Homes for Londoners

Nivethika Srirangan
Nov 6 · 4 min read
Photo by Benjamin Davies on Unsplash

On the second day of my On Purpose placement with the London Borough of Ealing I was invited to attend the exclusive Homes for Londoners event. Being completely new to the social housing sector and only one day in, I felt totally out of my depth yet excited to attend.

The event appropriately took place at The Royal Victoria Docks, an area of current and planned regeneration I was soon to find out. The day consisted of a series of key note speeches and panels providing a forum for the Greater London Authority (GLA) to showcase its commitment to building genuinely affordable homes. For me, it was an insightful overview of the opportunities and challenges faced by residents, boroughs, developers, investors, homebuilders, and housing associations during the housing crisis and the inescapable uncertainty of Brexit.

James Murray (Deputy Mayor of Housing and Residential Development) and Rokshana Fiaz (Mayor of Newham) led the Borough representative briefing. They set the tone of the day by highlighting the basic human right to have a roof over your head with hard hitting facts like “7,000 children in temporary housing today”. We walked away with a sense of purpose, to keep residents and social housing at the heart of conversations as we networked with private developers and investors through the day.

This sentiment was later reiterated by Mayor of London Sadiq Khan.

“What Londoners need are more council, social rented and other genuinely affordable homes. I’ll do everything I can to help, and I’ll continue to lobby Government hard for the money London needs, but everyone has a role to play, and that includes developers”.

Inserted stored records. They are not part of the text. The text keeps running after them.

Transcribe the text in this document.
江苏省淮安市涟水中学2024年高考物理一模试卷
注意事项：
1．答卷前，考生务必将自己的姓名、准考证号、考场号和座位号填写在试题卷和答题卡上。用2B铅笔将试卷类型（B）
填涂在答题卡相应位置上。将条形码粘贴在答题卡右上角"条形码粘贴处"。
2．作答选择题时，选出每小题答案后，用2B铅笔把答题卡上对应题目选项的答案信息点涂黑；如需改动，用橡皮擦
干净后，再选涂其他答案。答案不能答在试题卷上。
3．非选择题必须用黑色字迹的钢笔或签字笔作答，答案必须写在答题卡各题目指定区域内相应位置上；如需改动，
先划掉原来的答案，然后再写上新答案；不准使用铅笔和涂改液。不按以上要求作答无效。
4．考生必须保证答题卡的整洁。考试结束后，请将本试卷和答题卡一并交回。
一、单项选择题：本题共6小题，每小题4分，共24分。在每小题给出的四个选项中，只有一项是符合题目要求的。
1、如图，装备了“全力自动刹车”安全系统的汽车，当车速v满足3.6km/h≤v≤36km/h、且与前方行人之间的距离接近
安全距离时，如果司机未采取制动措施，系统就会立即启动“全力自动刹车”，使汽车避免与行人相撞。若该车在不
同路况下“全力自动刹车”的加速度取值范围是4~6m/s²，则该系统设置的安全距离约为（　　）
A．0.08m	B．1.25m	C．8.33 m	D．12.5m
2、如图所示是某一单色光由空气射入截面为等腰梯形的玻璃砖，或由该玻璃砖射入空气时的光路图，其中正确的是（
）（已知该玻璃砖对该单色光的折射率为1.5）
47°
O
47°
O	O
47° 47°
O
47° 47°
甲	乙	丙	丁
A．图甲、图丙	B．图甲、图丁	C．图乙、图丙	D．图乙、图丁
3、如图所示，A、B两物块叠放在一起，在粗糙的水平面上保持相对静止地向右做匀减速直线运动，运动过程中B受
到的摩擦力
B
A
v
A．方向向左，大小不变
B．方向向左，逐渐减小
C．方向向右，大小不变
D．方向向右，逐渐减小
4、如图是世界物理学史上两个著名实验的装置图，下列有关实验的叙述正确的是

Mayor of London Sadiq Khan discussing his plans to deliver affordable homes for Londoners with Rokshana Fiaz, Mayor of Newham

With several panel discussions to choose from, I chose to focus on economic challenges and civic engagement. The panels were diverse, inspiring an open dialogue. Here are a few things I learned:

Economic Challenges

  1. In the last 22 years the government has had 18 different housing ministers, indicative of where housing features on the government’s list of priorities. In addition, the uncertainty accompanying Brexit has essentially paused government from making any domestic decisions.
  2. There has been a shift to champion the use of quality products for social housing homes following the tragic Grenfell disaster. Rightly so, but this will require larger budgets in a climate of ever-squeezed funds. In a wider effort to build “social equality and dignity”, Sadiq Khan has also proposed a ban to “poor doors” where affordable housing tenants have a separate entrance to a mixed tenure private development, and lesser materials used on their furnishings.
  3. There is a shortage of skilled contractors and builders, which is no surprise given the number of players (council, housing associations, private developers) fishing in the same pool of resources. This shortage is only going to be exacerbated following Brexit. Over the past few years with the influx of skilled European workers we have not invested the time and money into home-grown talent and as a result there will inevitably be a deficit following Brexit.
  4. The various housing sector stakeholders are aligned that they need to lead the way on climate change measures through increasing solar panels and eliminating gas usage in homes. However, they noted that from a cost perspective, social housing and sustainability are incompatible. Cross subsidy schemes are required to meet housing targets and as a result climate change measures have at times taken a back seat.

Civic Engagement

  1. Civic engagement is the key to ensuring the success of any regeneration project. Currently regeneration is a word that can put residents and business owners on edge as they fear they are going to be stripped of homes and businesses. A large effort needs to go into reframing this within communities through conversations rather than consultations. Councils and developers need to be having open and transparent conversations with residents and communities to gain their trust and ensure that the project is viable and mutually beneficial. In addition, residents need to be given the power to approve or reject any regeneration planning via a ballot.
  2. Royal Borough of Kingston upon Thames (RBK) have empowered young adults living on an estate that is to be regenerated to play a key role in the design and decision-making process [1][2]. Given that the projects proposed would take 10–15 years to complete, these individuals are able to make a difference to the design of their future homes. RBK found that these young adults had wonderfully insightful ideas, having lived on the estate all their lives, and were able to build trusting relationships with the residents. An example of how two-way open communication can cultivate great value.

Despite the increasing number of challenges faced, the hosts and panellists ensured that Londoners’ needs were kept at the forefront of each discussion. A passion to retain an ethnically and economically diverse community in London was apparent, through the creation of more affordable homes this year than in the 30 years prior.

Having started my day off apprehensive, I left feeling inspired by those fighting for individuals on housing waiting lists, in run down social housing, and for a diverse London. I was so grateful to hear the hopes and concerns of the housing sector, to hear the Mayor of London’s plans, and left feeling excited to start my placement with the housing and regeneration team at the London Borough of Ealing.